Jakarta (ANTARA News) - Patrialis Akbar merasa diperlakukan tidak adil oleh Komisi Pemberantasan Korupsi (KPK) sejak ditangkap pada 25 Januari 2017 dalam perkara suap terkait penanganan uji materi undang-undang tentang peternakan dan kesehatan hewan saat menjadi hakim Mahkamah Konstitusi.

"Setelah saya di-OTT, besoknya konferensi pers pimpinan KPK mengatakan saya tertangkap tangan bersama seorang wanita di Grand Indonesia dengan dugaan barang bukti 20 ribu dolar AS dan 200 ribu dolar Singapura, konferensi pers tidak fair," kata Patrialis saat memberikan tanggapan usai mendengarkan dakwaan di Pengadilan Tindak Pidana Korupsi Jakarta, Selasa.

Patrialis mengaku tidak akan mengajukan nota keberatan terhadap dakwaan jaksa, namun ia menyampaikan tanggapan terhadap dakwaan langsung ke majelis hakim dengan emosional.

"Saya diinterogasi, saya dikeroyok ramai-ramai sampai jam 03.00 subuh, saya sudah lemas. Setelah 1x24 jam, saya baru diserahkan ke penyidik padahal kalau OTT tidak ada lagi 1 x 24 jam tapi langsung diserahkan ke penyidik berikut barang bukti," ungkap Patrialis sengit.

Ia pun keberatan disebut ditangkap bersama dengan seorang perempuan.

"Saat saya ditahan, mereka katakan saya ditangkap dengan wanita dan barang bukti. Sampai detik ini, KPK tidak mampu menunjukkan barang bukti mana yang mereka katakan itu? Ini suasana yang luar biasa," tambah Patrialis.

Mantan Menteri Hukum dan HAM itu pun memprotes pemberitaan media massa yang menurutnya penuh fitnah.

"Sebagian media membuat berita dahsyat, penuh fitnah, gibah, gunjing karena dari media-media itu mengatakan saya tertangkap di tiga tempat sekaligus, ada yang mengatakan tempat esek-esek, kos mewah dan Grand Indonesia. Ini cara terbaik menghancurkan karakter saya di depan publik," ungkap Patrialis.

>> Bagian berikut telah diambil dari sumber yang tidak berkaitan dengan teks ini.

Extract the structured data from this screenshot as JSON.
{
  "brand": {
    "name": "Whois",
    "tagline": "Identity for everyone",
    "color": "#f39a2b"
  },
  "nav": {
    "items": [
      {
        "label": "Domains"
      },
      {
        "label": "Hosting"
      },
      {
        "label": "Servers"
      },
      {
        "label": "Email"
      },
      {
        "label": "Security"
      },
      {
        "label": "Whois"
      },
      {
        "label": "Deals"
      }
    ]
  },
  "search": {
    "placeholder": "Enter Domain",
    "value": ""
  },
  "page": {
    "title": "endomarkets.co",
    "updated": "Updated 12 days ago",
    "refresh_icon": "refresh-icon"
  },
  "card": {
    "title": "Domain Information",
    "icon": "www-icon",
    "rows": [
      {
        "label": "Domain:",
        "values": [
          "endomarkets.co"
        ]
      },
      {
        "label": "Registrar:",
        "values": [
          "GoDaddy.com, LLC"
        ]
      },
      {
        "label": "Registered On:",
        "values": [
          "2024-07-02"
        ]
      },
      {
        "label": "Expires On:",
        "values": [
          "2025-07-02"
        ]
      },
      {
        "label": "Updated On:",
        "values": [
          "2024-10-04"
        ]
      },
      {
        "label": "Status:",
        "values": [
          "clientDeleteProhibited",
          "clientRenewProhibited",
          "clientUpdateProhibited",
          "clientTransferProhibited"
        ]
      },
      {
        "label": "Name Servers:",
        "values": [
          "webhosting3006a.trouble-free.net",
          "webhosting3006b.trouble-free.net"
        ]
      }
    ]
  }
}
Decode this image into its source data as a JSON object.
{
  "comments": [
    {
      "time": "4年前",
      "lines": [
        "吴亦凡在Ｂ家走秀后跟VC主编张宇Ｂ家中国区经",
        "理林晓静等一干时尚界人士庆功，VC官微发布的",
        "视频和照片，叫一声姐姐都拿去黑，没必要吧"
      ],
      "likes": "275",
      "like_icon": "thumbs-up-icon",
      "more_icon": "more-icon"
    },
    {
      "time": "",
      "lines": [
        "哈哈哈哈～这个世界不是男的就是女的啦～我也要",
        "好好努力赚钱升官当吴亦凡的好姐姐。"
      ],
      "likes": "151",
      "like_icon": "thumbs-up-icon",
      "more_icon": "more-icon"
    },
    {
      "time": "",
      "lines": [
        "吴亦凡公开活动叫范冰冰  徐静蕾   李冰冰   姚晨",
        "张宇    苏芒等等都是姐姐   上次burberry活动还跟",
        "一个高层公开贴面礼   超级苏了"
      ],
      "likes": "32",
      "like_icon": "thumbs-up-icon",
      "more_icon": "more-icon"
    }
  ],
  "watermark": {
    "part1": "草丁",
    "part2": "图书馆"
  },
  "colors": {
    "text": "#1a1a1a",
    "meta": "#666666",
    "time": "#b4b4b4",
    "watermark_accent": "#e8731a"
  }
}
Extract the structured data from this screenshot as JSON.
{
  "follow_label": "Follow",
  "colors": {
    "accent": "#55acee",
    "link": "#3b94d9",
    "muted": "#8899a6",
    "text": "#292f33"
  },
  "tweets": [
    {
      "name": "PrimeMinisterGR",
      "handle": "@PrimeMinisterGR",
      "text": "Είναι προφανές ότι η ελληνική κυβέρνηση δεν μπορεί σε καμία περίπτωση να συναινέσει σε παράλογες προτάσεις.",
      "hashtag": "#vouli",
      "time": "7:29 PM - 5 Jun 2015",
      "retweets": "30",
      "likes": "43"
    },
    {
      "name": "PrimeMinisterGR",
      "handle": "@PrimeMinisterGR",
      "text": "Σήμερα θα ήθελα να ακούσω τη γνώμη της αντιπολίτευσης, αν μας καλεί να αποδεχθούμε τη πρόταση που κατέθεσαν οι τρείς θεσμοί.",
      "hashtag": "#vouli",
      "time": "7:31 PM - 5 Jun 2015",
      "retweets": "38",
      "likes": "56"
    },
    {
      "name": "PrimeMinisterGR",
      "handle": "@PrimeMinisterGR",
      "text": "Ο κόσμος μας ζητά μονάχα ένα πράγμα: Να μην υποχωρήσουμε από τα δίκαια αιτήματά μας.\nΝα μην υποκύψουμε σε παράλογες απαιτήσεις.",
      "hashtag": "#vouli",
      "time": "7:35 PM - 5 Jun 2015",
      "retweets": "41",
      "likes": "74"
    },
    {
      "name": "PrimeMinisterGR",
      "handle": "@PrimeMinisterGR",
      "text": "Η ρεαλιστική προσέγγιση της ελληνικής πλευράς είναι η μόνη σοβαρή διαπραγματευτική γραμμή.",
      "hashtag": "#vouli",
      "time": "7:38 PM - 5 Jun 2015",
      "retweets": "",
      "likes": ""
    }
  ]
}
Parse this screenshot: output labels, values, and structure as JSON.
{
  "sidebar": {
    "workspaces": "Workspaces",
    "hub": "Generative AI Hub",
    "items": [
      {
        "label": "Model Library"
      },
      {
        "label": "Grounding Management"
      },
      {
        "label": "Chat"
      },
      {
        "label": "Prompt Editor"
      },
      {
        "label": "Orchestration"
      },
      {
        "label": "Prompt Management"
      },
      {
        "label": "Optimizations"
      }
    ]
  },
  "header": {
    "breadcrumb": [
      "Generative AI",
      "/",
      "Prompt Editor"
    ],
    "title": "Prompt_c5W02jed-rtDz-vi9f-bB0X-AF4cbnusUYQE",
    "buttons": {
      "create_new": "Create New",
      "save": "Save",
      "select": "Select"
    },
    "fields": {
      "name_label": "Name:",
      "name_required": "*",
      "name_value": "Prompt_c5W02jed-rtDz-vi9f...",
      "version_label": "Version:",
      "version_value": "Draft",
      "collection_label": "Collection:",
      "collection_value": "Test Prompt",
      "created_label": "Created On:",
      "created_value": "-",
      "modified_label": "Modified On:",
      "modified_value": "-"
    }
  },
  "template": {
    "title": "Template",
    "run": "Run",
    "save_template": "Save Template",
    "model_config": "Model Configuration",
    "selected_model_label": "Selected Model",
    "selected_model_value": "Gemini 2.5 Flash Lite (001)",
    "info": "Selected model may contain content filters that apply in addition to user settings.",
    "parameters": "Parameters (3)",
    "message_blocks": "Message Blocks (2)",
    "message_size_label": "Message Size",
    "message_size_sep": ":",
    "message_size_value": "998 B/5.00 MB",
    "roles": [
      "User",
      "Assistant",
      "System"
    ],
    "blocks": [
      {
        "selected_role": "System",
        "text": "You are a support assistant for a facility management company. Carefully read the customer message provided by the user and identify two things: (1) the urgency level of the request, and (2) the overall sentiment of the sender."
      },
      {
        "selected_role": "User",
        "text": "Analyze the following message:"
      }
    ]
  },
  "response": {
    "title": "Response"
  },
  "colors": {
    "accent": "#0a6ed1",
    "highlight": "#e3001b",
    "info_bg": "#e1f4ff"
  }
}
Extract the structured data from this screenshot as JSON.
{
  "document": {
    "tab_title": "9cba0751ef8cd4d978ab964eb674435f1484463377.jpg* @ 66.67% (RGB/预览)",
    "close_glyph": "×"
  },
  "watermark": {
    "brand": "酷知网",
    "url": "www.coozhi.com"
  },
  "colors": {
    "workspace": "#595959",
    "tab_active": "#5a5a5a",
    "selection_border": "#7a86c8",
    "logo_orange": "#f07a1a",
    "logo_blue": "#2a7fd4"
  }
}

"Persoalan OTT ini saya persoalkan juga saat diperiksa penyidik, saya tidak ikhlas dan tidak rela kenapa saya di-OTT," tegas Patrialis.


Tanggapan jaksa

Jaksa Penuntut Umum KPK menanggapi "curahan hati" Patrialis mengenai Operasi Tangkap Tangan (OTT) terhadapnya di Grand Indonesia pada 25 Januari 2017.

Patrialis merasa bahwa ia tidak sedang melakukan transaksi penerimaan uang saat peristiwa tersebut.

"Mengenai keberatan OTT itu, juga sudah terungkap dalam persidangan sebelumnya bahwa penangkapan Saudara terdakwa terkait dengan penangkapan terhadap Kamaludin, Ng Fenny dan Basuki jadi penangkapan itu tidak dilakukan serta merta," kata jaksa KPK Lie Putra Setiawan.

Mengenai protes Patrialis bahwa cara penangkapannya ditujukan untuk mempermalukannya, jaksa mengatakan: "Kalimat akan dipermalukan, harus diartikan akan dilakukan penangkapan dan sebagai hakim MK kalau ditangkap di depan publik maka akan tampak memperlakukan sehingga penyidik mencegah agar jangan sampai hal itu terjadi."

"Kalau penangkapan dipermasalahkan sepatutnya dipertimbangkan untuk melakukan praperadilan sebelum dakwaan dilakukan, jadi tidak tepat disampaikan di sini," tambah jaksa Lie.

Namun jaksa menyatakan tidak menanggapi pernyataan Patrilais yang mempermasalahkan pernyataan pimpinan KPK yang mengatakan bahwa ia ditangkap bersama dengan seorang perempuan.

Sementara mengenai sumpah Patrialis bahwa dia tidak pernah menerima satu rupiah pun dari Basuki Hariman melalui Kamaludin,  jaksa mengatakan bahwa itu harus dibuktikan dalam persidangan.

"Terkait penerimaan uang dari Kamaludin, Basuki Hariman dan Ng Fenny masuk dalam materi perkara sehingga tidak kami tanggapi," ucap jaksa Lie.

Patrialis dalam perkara ini diduga menerima 70 ribu dolar AS (sekitar Rp966 juta), Rp4,043 juta dan dijanjikan akan menerima Rp2 miliar dari Basuki Hariman dan Ng Fenny melalui Kamaludin untuk mempengaruhi putusan uji materi atas UU No 41 Tahun 2014 tentang Perubahan atas UU No 18 Tahun 2009 tentang Peternakan dan Kesehatan Hewan.